Abuse of Government power moves from DWP to Honours

In 2017, the UK Government was found to have committedgrave and systematic’ violations of the rights of disabled people - surely a low-point in the history of the UK, especially since 1945.  Yet now the politician most responsibe has been Knighted.

In 2014 Iain Duncan-Smith received a Coroners report requiring him to take action to prevent further deaths of vulnerable benefits claimants.  Since then several people have died in similar circumstances because nothing was done.  These include Jodey Whiting who killed herself having had her income removed because she was unable to attend a personal assessment ordered because of the repeated reassessment policy persued by Iain Duncan-Smith.

The repeated summonsing of chronically sick and disabled claimants to personal assessments, when in fact there is no actual doubt as to their eligibility for benefits, is his creation.  And now the architect of a regime that costs tax payers a fortune in payments to contractors and "no brainer" appeals, and which has led to the deaths of claimants, and misery for thousands more, is Knighted.

Here is a petition calling on the Government to correct the situation: https://www.change.org/p/uk-government-and-parliament-we-object-to-iain-duncan-smith-receiving-a-knighthood 

Case for prosecution against DWP

This thoroughly researched articile from Disability News Service (DNS) explains why there should be a police investigation into what's been going on at the DWP since 2010.
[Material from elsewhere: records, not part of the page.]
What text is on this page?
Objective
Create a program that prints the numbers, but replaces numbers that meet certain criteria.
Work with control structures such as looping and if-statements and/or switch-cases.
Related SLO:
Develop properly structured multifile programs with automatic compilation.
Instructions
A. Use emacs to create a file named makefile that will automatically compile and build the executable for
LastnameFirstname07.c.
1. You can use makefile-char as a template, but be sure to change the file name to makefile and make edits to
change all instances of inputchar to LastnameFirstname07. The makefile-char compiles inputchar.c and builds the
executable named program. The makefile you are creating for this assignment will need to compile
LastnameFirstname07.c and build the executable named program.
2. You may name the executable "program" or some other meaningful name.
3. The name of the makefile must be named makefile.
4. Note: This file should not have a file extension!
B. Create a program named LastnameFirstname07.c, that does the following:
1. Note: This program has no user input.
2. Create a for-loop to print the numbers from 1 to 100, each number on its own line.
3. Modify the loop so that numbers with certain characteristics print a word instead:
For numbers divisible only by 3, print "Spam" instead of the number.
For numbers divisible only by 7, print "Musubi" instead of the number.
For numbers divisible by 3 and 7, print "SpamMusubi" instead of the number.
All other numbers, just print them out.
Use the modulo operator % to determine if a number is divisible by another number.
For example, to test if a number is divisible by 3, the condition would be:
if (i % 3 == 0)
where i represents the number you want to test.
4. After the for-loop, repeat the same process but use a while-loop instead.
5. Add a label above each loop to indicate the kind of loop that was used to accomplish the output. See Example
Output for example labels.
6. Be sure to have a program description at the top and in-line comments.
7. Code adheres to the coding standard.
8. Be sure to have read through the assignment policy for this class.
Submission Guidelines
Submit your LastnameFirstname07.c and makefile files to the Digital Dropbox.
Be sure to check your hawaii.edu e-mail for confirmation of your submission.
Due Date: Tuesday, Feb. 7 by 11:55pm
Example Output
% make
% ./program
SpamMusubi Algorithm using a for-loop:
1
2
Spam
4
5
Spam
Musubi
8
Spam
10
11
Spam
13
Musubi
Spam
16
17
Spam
DWP - the case for the prosecution

Kester Disability Rights is assisting several claimants in circumstances where the DWP knows they could be harmed by what it is doing.  The DNS article shows it cannot reasonably argue it is ignorant of the implications, especially when it refuses to modify its repeated reassessment regime.  The DWP has even received coroners' reports in the past making it clear that action is needed to prevent further deaths, but instead appears to have "doubled down" with ever more unnecessary, and potentially harmful, decisions to reassess chronically sick and disabled people for ESA or Universal Credit, even though the legislation requires no repeated reassessment of chronically sick and disabled claimants at all.

Deliberating placing seriously ill and disabled people under the continuous pressure of reassessment when it is well known their circumstances have not improved, and knowing they also have serious issues coping with the process, is inexcusable.  And now we know what the DNS has revealed it can only be seen as causing harm intentionally.  These practices have been proved to be dangerous and so carrying on with them with that knowledge has to be in the most serious category of abuses of power by a government department.